Поп говорил и говорил, а крестьяне, бабы крестились, кланялись, точно ветром их клонило, и казалось им — густой туман, не то дым, вековечный дым наползал на них, отнимал глаза, уши, волю. Л поп все говорил и говорил. Потом высоко поднял крест и вдохновенно провозгласил, точно дух божий его осенил:
— Братие, спокайтеся! Спокайтеся перед господом богом нашим Иисусом Христом, перед святым его евангелием целованием святого животворящего креста его, и он, милосердный, отпустит ваши тяжкие прегрешения, которые неодолимо влекут вас в геенну огненную, где в страшных муках нераскаянные грешники будут вечно кипеть в смоле и вотще взывать о помиловании.
По площади пронеслись испуганные бабьи вздохи. Крестьяне повесили победные головушки. Подходили по очереди к аналою, клали земной поклон, целовали евангелие и крест, потом повторяли за попом:
— Клянусь перед святым евангелием и животворящим крестом говорить сущую правду.
Потом один позади другого становились к начальству, и оно по очереди допрашивало. Лица у крестьян и баб замкнулись, сделались тупо-покорными.
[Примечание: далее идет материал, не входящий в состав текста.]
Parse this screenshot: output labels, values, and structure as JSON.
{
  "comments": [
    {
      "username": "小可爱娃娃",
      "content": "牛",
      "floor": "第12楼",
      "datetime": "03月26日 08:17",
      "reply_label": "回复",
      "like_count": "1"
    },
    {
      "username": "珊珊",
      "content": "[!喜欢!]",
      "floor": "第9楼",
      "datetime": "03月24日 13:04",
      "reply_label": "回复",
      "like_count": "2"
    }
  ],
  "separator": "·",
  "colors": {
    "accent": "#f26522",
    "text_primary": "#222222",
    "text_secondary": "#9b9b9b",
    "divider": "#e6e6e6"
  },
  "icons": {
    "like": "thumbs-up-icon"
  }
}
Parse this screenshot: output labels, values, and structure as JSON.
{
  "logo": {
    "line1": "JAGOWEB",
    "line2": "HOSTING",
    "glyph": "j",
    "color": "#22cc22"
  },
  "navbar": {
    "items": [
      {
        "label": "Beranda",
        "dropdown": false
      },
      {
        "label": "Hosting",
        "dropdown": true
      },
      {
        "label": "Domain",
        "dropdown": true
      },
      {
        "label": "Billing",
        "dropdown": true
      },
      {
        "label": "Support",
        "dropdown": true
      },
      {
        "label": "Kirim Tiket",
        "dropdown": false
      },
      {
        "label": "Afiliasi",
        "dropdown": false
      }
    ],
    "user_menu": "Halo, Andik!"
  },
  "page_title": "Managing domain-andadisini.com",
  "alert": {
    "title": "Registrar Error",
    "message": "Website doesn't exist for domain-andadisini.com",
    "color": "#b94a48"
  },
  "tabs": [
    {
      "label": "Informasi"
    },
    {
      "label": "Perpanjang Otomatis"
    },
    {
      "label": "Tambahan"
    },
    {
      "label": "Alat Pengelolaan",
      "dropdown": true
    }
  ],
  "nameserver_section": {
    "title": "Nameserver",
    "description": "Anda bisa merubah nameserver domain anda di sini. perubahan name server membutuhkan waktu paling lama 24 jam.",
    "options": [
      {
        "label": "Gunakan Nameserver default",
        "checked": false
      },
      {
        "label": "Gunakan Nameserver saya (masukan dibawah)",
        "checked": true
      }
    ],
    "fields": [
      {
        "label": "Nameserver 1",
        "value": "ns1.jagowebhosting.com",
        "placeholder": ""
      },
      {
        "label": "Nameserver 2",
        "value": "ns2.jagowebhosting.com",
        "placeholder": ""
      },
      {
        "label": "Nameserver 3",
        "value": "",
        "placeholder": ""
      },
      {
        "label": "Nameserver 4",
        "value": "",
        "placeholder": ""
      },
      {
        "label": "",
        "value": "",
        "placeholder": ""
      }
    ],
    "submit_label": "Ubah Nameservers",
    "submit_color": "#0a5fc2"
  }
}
— Знать не знаем, ведать не ведаем.
Со злости начальство арестовало на авось, по указанию управляющего, старшины и урядника, тридцать семь человек и отправило в город, в тюрьму, — дожидаться суда.
СУДИ МЕНЯ, СУДЬЯ НЕПРАВЕДНЫЙ
Истомились крестьяне, сидя за решеткой; совсем серые стали, скелеты скелетами, кожа да кости, не узнать, — больше года сидели.
Раз загремели железные затворы. Стуча прикладами, вошли солдаты и повели в суд. В суде протянулся длинный стол, покрытый красным. А за столом, посередке, тучный председатель в мундире, и воротник у него весь в золоте.
«Должно, много денег пошло на воротник, — подумали крестьяне, испуганно глядя на председателя, — дюже уж серьезный».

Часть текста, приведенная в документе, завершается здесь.